In another oddity for standard quartet practice, they began with the program’s sole 20th-century work, Prokofiev’s first string quartet. In this work especially, Prokofiev reminds me of a pitcher with a devastating curveball who refuses to throw it, as he roughly gestures in ornery harmonies and hard-treading folk rhythms and lets his melodic gift peek out only occasionally. The Chiarans enjoyed said folk rhythms (Sirota and cellist Gregory “Eager” Beaver supplemented them with foot-stomping) and played up the main themes enough so that Prokofiev’s underlying structure became apparent. In the Andante that closes the work (another typical Prokofiev gesture), they finally got a few longer melodies to play, and they showed a great deal of sensitivity, but when Prokofiev turned up the volume the quartet didn’t do much to differentiate the various passages and show a progression (which, admittedly, is partly the composer’s fault).

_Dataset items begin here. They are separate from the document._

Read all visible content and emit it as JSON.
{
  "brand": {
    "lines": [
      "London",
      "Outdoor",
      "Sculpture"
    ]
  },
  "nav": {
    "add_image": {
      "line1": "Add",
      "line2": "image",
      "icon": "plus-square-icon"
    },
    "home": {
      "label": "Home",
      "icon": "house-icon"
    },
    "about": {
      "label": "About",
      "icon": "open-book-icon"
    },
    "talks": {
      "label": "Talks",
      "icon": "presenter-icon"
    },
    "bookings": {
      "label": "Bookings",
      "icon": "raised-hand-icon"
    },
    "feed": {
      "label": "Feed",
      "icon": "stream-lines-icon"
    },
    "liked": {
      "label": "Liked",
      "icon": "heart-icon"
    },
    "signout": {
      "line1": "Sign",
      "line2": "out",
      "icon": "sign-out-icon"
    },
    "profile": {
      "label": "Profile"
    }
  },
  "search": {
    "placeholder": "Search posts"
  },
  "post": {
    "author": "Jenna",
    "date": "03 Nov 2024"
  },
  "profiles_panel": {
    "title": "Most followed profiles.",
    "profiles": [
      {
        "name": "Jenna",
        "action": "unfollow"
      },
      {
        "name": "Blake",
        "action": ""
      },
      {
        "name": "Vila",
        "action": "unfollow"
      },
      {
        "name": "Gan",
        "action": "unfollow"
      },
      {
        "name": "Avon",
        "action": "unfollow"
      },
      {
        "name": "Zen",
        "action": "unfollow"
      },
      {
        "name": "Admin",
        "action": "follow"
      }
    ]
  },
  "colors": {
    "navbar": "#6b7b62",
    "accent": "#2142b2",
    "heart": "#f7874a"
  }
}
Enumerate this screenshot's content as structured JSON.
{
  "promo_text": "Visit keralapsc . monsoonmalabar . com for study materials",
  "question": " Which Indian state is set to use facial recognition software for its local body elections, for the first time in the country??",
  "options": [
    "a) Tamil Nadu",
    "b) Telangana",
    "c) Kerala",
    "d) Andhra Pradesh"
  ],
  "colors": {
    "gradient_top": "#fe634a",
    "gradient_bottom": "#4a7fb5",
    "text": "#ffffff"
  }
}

Still, they were able to make the unconventional ending feel satisfying.
Debussy’s string quartet demands a different skill set, which the Chiara supplied after intermission. No foot-stomping here! The quartet instead drew attention with felicitous details, producing delicate pizzicatos in the second movement and transparent, luminous textures as Debussy’s wistful melodies lapped and sighed in the third. The outer movements of this quartet annoy me, as this early work in Debussy’s career seems prone to landing on the conventional solution to a problem, but the Chiara seemed to enjoy the conventional moments as much as they did the surprises, and thus made the quartet significantly less annoying than usual.
And what of the Beethoven? Sirota’s remarks emphasized the drama in the fourth of the Op. 18 quartets, the only one in a minor key, and went so far as to name this the best of the six, about which proposition Op. 18 no. 1 in F major would like to have a word. That said, the Chiara certainly played this quartet as if they believed that the C-minor drama here led directly to Fate knocking at the door in Beethoven’s same-key Fifth, emphasizing the first movement’s sharp turns from minor to major and back again with such gusto I thought I was going to get whiplash (and with plenty o’ foot-stomping too). In the second movement, an island of gentle humor in the midst of turmoil, the quartet sounded like they were looking for some giant bear to kill, trampling the scenery in the process. But the succeeding Menuetto and the Allegro finale gave them some more dramatic material to chew on. They didn’t need to project this strongly in a small, silent hall like the Mansion, but they did, and while you might not want to hear Op. 18 no. 4 like this every time, after they bullrushed the Prestissimo coda of the finale and stabbed the major-key final chord, I took a breath and realized that my heart was, quite literally, racing. That’ll play well in any venue.
O.P.P.: Didn’t we hear them do most of this program two days earlier? Yes, and Joe Banno reviewed it.